According to “Z,” a senior banking official in Israel’s private sector, who spoke to JNS on condition of anonymity, “When the Americans put sanctions on an individual, everyone cooperates. No bank will ignore U.S. sanctions because doing so could cause a bank to collapse.”
Z elaborated: “If Bank Leumi for example were to ignore the sanctions they would be blacklisted. If Leumi were to keep this guy’s accounts open, U.S. authorities could accuse it of non-compliance. That would mean that no other international bank or financial institution would do business with you.”
“It’s a global world,” he added. “If you want to stay clean, you cooperate with American sanctions; if you ignore them, you can actually be put out of business.”
However, according to international attorney and U.S. law expert Marc Zell, Israeli banks have crossed a red line. In his view, the banks’ actions are “illegal and completely unjustified.”
Zell has formed a team of attorneys who will be challenging Biden’s EO in U.S. federal court.
“The EO has a provision indicating that anyone who contributes aid toward these four individuals is subject to sanction themselves. However, in my view that doesn’t legally apply to Israeli banks,” he said.
“The banks in Israel are running scared. They are taking on an expansive reading of the EO so they don’t have any possible exposure to sanctions,” he added.
Zell cited the case of Russian oligarch and politician Roman Abramovich, who was sanctioned, along with a group of six other oligarchs, by numerous countries including the United States and the United Kingdom following Russia’s invasion of Ukraine. The sanctions were applied as a result of Abramovich’s alleged ties to Russian President Vladimir Putin and the Kremlin.
According to Zell, after sanctions were levied, Abramovich, who also holds Israeli (and Portuguese) citizenship, attempted to donate four million shekels to ZAKA, Israel’s primary non-governmental rescue and recovery organization, and Israel’s Mizrahi Bank refused to honor the transfer.
He said the case went to Israel’s district court, where the judge ruled that under Israeli law, Mizrahi must carry out the transfer.
“The attempt by Mizrahi to apply U.S. law to the case was improper,” said Zell. Mizrahi Bank has filed an appeal with Israel’s Supreme Court.
“When it comes to closing the accounts of the four sanctioned Israelis, the banks in Israel are simply overreacting,” said Zell.
Eugene Kontorovich, professor of law at the Antonin Scalia Law School, George Mason University, told JNS the EO could theoretically apply to a wide swath of Israelis.

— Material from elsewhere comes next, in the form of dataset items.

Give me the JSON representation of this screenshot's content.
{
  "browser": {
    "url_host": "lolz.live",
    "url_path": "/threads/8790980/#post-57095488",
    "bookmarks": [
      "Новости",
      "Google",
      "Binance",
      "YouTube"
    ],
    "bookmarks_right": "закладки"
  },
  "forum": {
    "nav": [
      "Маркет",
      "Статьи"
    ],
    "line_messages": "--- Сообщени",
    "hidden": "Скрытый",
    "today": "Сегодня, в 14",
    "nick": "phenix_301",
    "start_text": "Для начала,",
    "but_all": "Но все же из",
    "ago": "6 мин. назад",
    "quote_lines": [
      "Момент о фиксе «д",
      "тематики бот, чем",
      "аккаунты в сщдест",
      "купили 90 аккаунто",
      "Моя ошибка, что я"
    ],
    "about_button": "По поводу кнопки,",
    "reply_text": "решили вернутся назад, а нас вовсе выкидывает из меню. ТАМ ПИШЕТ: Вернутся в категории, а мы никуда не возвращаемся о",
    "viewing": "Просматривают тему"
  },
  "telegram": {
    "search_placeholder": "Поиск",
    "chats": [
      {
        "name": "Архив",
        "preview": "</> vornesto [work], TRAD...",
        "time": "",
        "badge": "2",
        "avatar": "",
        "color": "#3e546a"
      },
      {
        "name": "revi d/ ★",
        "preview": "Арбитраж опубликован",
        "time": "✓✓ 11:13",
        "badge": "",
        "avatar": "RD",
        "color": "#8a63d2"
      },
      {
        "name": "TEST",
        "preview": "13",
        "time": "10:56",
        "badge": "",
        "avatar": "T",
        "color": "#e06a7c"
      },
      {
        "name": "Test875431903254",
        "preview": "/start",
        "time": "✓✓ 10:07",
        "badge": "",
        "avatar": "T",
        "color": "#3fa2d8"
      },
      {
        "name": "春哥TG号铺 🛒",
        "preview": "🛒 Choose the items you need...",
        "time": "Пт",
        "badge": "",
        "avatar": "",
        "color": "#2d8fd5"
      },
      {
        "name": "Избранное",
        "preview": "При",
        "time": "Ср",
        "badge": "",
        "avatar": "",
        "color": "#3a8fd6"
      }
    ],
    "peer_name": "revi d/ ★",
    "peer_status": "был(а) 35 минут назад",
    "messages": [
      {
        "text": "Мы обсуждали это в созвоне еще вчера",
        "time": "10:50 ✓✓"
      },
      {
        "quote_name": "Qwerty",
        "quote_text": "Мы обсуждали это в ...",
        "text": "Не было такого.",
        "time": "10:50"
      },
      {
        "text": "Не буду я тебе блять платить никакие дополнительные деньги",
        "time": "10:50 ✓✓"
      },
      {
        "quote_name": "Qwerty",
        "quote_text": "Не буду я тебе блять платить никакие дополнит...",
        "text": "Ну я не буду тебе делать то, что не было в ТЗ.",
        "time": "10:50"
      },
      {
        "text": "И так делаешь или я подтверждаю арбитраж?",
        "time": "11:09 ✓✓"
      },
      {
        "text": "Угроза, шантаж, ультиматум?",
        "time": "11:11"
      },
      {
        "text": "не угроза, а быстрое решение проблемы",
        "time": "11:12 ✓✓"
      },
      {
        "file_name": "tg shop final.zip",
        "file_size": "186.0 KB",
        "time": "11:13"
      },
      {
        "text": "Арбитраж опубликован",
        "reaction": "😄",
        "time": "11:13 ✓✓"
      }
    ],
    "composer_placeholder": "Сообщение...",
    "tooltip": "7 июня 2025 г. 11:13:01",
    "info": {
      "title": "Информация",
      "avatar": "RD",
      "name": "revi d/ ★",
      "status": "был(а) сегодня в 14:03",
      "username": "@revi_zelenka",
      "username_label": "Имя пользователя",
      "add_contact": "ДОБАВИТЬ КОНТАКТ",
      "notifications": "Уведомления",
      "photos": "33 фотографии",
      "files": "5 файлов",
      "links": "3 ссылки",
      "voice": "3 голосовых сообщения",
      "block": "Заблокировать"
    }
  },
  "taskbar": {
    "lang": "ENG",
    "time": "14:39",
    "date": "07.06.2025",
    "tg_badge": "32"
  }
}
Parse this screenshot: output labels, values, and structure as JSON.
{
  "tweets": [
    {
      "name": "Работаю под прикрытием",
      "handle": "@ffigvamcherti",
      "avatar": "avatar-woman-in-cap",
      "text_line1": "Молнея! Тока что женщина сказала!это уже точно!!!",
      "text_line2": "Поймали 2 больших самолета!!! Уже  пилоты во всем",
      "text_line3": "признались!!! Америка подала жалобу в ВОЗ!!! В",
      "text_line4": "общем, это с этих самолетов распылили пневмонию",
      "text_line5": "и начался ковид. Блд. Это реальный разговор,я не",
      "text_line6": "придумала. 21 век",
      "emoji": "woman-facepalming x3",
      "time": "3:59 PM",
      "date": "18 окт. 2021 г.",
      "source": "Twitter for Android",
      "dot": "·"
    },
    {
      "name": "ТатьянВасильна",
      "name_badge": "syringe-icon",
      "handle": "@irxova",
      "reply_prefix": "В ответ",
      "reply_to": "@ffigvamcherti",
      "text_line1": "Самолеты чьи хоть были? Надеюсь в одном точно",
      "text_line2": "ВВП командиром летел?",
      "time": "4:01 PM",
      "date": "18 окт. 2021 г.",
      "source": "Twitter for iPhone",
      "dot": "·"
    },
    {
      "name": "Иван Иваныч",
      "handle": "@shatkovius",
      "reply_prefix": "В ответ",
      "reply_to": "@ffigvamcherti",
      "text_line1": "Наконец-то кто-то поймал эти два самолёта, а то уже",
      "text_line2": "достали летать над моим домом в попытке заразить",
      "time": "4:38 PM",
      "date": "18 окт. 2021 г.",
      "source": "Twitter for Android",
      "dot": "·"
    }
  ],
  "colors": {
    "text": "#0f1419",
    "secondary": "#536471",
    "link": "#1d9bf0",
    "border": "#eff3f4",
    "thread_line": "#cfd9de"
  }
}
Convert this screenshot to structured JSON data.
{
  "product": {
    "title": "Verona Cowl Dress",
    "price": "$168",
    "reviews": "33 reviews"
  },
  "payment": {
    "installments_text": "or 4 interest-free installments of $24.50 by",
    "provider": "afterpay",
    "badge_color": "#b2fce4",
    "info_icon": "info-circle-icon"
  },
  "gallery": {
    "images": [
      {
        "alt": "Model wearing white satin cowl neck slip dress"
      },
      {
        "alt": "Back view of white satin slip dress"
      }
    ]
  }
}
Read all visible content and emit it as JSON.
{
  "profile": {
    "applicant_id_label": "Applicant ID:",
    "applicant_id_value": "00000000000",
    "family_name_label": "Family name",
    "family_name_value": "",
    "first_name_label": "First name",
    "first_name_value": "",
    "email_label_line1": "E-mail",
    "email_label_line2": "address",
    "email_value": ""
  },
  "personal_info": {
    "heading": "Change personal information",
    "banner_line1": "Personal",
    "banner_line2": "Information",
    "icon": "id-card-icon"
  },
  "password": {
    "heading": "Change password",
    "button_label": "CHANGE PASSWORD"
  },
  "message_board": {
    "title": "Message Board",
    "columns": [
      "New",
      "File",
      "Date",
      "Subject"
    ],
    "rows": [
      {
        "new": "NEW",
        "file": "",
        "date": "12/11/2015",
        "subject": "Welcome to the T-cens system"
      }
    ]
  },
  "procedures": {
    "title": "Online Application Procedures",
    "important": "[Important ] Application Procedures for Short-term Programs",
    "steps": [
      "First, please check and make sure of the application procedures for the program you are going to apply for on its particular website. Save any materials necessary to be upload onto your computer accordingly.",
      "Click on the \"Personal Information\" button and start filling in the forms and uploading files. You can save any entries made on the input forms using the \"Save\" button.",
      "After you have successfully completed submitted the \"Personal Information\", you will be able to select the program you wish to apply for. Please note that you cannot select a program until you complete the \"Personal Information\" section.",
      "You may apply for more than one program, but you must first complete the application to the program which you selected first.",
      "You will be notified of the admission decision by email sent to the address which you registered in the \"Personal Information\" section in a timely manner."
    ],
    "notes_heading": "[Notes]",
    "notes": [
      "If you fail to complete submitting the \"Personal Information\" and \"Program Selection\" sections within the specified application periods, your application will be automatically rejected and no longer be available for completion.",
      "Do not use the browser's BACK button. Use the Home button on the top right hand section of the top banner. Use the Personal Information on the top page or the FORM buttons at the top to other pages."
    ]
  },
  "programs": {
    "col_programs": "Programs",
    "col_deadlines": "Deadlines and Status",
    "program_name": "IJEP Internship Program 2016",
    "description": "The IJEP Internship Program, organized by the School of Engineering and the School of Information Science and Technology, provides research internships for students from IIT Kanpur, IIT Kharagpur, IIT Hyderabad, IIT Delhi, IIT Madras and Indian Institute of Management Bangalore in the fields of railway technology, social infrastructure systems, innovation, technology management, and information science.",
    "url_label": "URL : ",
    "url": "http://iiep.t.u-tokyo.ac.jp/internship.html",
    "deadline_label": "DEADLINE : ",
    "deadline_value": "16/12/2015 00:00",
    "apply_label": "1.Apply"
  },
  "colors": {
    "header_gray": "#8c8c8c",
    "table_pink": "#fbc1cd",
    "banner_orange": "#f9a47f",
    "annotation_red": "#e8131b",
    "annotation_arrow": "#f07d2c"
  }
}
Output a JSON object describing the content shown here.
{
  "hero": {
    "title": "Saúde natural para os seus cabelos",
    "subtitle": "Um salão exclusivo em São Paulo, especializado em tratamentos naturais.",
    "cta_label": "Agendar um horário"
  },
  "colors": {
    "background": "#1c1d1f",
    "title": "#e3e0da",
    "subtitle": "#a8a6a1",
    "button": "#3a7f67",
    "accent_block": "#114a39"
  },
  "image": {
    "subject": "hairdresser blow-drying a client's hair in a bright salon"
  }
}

“Biden’s executive order is not about ‘violent settlers.’ It’s actually much broader and applies to anyone who opposes the current U.S. administration’s vision for a two-state solution. There is no requirement of violence,” he said.
“Anyone who they see as contradicting their vision for peace in the Middle East can be sanctioned. This includes Israeli politicians, or ordinary citizens, so we’re talking about most Israelis,” he added.
He described the EO as hypocritical, noting that no sanctions were levied on the Palestinian Authority.
According to Kontorovich, “the EO can be applied to whomever they view as a destabilizing force in the West Bank. However, they aren’t applying it to the P.A. leaders who pay terrorists as part of their ‘pay to slay’ program. Somehow that’s not considered destabilizing in the Middle East.”